ÉLÉGIE À LIONEL DES RIEUX


Celui-là dont la vie entourait la jeunesse
Repose maintenant dans l’aurore des soirs.
Ses yeux sont clos. La lourde argile qui l’oppresse
Porte un laurier d’azur fleuri d’un crêpe noir.

Le temps qui n’a souci ni du noble courage,
Ni du rêve mouvant des hommes en chemin,
Comme le blé nouveau que les faux se partagent
L’a couché dans son temple et pris dans son destin.


La croix du souvenir monte seule la garde
Au sommet du talus que creuse son tombeau.
Le passé le défend, l’avenir le regarde,
La gloire, à son rouet, chante sur son repos.

Grain de l’été, son sang a mûri la conquête,
Étoile, il a sa part aux feux du firmament.
Taillez le marbre blanc, tenez les roses prêtes !
Femme, agenouillez-vous ! ce dieu fut votre amant !
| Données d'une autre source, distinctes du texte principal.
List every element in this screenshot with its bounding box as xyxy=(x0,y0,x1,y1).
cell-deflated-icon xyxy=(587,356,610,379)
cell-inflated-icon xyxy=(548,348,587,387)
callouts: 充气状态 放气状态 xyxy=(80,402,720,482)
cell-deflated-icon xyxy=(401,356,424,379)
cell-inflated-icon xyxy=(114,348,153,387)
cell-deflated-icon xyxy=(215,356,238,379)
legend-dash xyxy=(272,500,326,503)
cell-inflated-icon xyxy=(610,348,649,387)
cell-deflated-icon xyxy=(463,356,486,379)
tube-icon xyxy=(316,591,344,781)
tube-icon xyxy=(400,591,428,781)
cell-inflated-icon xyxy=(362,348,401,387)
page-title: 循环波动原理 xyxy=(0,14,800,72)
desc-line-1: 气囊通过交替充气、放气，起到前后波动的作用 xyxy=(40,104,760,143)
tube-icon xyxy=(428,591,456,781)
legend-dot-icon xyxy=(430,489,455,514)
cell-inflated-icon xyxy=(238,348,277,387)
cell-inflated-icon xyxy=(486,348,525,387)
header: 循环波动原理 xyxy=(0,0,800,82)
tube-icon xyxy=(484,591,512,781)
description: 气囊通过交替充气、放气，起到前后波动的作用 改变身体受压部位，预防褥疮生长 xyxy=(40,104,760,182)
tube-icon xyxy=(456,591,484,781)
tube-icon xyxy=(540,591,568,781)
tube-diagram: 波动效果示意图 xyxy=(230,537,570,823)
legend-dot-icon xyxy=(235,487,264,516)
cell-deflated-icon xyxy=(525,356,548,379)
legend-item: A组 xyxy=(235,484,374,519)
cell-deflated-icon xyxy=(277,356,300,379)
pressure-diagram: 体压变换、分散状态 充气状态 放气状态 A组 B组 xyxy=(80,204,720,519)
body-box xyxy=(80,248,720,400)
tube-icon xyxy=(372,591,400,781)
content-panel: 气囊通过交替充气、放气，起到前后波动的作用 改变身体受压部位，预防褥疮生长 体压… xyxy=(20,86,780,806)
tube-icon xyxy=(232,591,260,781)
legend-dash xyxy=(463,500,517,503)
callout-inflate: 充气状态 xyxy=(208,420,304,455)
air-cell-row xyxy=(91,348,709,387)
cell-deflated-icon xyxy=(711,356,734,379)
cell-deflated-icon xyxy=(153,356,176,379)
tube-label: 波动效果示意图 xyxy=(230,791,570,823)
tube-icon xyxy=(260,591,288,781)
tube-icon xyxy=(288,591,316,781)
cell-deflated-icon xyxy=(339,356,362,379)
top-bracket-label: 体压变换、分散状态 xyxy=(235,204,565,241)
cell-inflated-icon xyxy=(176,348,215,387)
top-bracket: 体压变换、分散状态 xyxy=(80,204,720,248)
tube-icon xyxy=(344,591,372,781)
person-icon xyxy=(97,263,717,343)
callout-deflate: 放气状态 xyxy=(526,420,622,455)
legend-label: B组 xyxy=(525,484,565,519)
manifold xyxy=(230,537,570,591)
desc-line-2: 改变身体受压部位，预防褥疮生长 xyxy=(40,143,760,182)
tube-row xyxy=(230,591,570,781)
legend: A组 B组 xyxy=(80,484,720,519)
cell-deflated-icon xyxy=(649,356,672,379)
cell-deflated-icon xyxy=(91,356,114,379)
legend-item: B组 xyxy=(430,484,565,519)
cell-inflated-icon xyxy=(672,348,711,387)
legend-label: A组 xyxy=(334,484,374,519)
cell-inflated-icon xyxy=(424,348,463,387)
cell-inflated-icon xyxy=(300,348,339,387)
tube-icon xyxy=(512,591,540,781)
Deux fois l’éternité gravit le promontoire.
Devant Vénus qui pleure et dénoue ses cheveux,
Monseigneur Saint-Denis le dresse dans l’Histoire,
L’archange Saint-Michel le sacre dans les cieux.

Ombre de mon ami, quand renaîtra la vie,
Je dresserai la table en face du vieux puits,
Et, comme aux jours anciens, les muses réunies
Vous serviront le vin dans la coupe des fruits.